Comparar Civita a Murdoch é tosco exercício de má-fé, pois o jornal inglês invadiu, ele próprio, a privacidade alheia. Quer-se produzir um escândalo de imprensa sobre um contato repórter-fonte. Cada organização jornalística tem códigos, em que as regras sobre este relacionamento – sem o qual não existe notícia – têm destaque, pela sua importância. Como inexiste notícia passada de forma desinteressada, é preciso extremo cuidado principalmente no tratamento de informações vazadas por fontes no anonimato. Até aqui, nenhuma das gravações divulgadas indica que o diretor de “Veja” estivesse a serviço do bicheiro, como afirmam os blogs, ou com ele trocasse favores espúrios. Ao contrário, numa das gravações, o bicheiro se irrita com o fato de municiar o jornalista com informações e dele nada receber em troca.

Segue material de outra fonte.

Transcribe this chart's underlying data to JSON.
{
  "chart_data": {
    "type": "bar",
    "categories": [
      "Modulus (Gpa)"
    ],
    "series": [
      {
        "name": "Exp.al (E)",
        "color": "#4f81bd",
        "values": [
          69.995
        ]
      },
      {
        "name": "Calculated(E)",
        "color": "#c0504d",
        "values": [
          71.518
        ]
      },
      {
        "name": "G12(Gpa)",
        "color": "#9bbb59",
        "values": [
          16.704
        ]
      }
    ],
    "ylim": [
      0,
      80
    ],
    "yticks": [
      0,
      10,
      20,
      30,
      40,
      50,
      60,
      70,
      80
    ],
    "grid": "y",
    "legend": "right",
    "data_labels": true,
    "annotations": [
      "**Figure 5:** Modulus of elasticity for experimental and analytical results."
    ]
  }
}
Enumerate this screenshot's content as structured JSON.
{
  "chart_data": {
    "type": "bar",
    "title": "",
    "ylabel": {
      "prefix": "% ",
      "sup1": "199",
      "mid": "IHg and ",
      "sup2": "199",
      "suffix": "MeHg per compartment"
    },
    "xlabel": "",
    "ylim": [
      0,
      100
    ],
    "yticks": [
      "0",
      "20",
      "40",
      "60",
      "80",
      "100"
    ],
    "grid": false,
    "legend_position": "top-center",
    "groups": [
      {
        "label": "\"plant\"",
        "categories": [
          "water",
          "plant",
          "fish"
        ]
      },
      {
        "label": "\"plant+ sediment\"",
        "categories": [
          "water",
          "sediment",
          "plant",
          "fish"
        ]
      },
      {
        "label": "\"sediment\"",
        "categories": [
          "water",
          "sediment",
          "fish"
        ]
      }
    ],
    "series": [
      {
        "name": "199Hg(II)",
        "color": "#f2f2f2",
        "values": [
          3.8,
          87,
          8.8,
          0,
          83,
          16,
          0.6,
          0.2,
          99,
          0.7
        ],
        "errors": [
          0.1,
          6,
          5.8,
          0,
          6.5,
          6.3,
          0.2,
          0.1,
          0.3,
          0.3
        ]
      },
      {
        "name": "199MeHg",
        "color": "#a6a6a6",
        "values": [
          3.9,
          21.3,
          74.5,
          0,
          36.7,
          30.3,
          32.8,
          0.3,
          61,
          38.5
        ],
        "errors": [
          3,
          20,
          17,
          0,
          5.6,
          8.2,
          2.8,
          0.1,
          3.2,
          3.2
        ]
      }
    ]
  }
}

A comparação é válida, e Civita leva
a pior, como já expliquei acima. Murdoch espionou a privacidade alheia. Civita
aliou-se à uma máfia política. Há várias gravações que mostram uma relação
promíscua entre a revista e o bicheiro sim. Globo quer tapar o sol com peneira.
Além disso, há muitas gravações que ainda não chegaram ao conhecimento do
público. Há sim uma indignação muito grande de amplos setores da sociedade
contra a ética jornalística da Veja. E contra o Globo também. Os platinados
tentam blindar a Veja porque tem medo que sejam atingidos por algum petardo
similar, visto que as reportagens que Civita publicava, a mando de Cachoeira,
repercutiam imediatamente no Globo, em especial no temível Jornal Nacional. Na
verdade, a Veja era apenas a porta de entrada para o noticiário televisivo,
onde, aí sim, os estragos políticos contra os inimigos do esquema Cachoeira
(honestos ou não) eram quase sempre fatais. Eu não engulo aqueles
7 a 8 minutos que o Globo deu a Rubnei Quicoli, bandidinho de terceira
categoria, ex-presidiário, no Jornal Nacional, às vésperas do primeiro turno
das eleições presidenciais, com base em matérias da… Veja.
Estabelecem
as Organizações Globo em um dos itens de seus Princípios Editoriais: “(…) é
altamente recomendável que a relação com a fonte, por mais próxima que seja,
não se transforme em relação de amizade. A lealdade do jornalista é com a
notícia.” E em busca da notícia o repórter não pode escolher fontes. Mas as
informações que vêm delas devem ser analisadas e confirmadas, antes da
publicação. E nada pode ser oferecido em troca, com a óbvia exceção do
anonimato, quando necessário.
Os princípios editoriais do Globo
são uma piada de mau gosto. O grupo Globo se transformou numa empresa que
oprime ideologicamente seus jornalistas, violentando-lhes a liberdade de se
manifestarem politicamente. O Globo é inimigo da liberdade de expressão de seus
próprios empregados. Princípios não valem nada, além disso, se não correspondem
à prática. O Globo escolhe despudoradamente suas fontes de acordo com seus
interesses políticos, e sua lealdade não é com a notícia e sim com a ideologia
dos patrões, mesmo que para isso precise sacrificar a notícia.
O
próprio braço sindical do PT, durante a CPI de PC/Collor, abasteceu a imprensa
com informações vazadas ilegalmente, a partir da quebra do sigilo bancário e
fiscal de PC e outros. O “Washington Post” só pôde elucidar a invasão de um
escritório democrata no conjunto Watergate porque um alto funcionário do FBI, o
Garganta Profunda, repassou a seus jornalistas, ilegalmente, informações
sigilosas. Só alguém de dentro do esquema do mensalão poderia denunciá-lo.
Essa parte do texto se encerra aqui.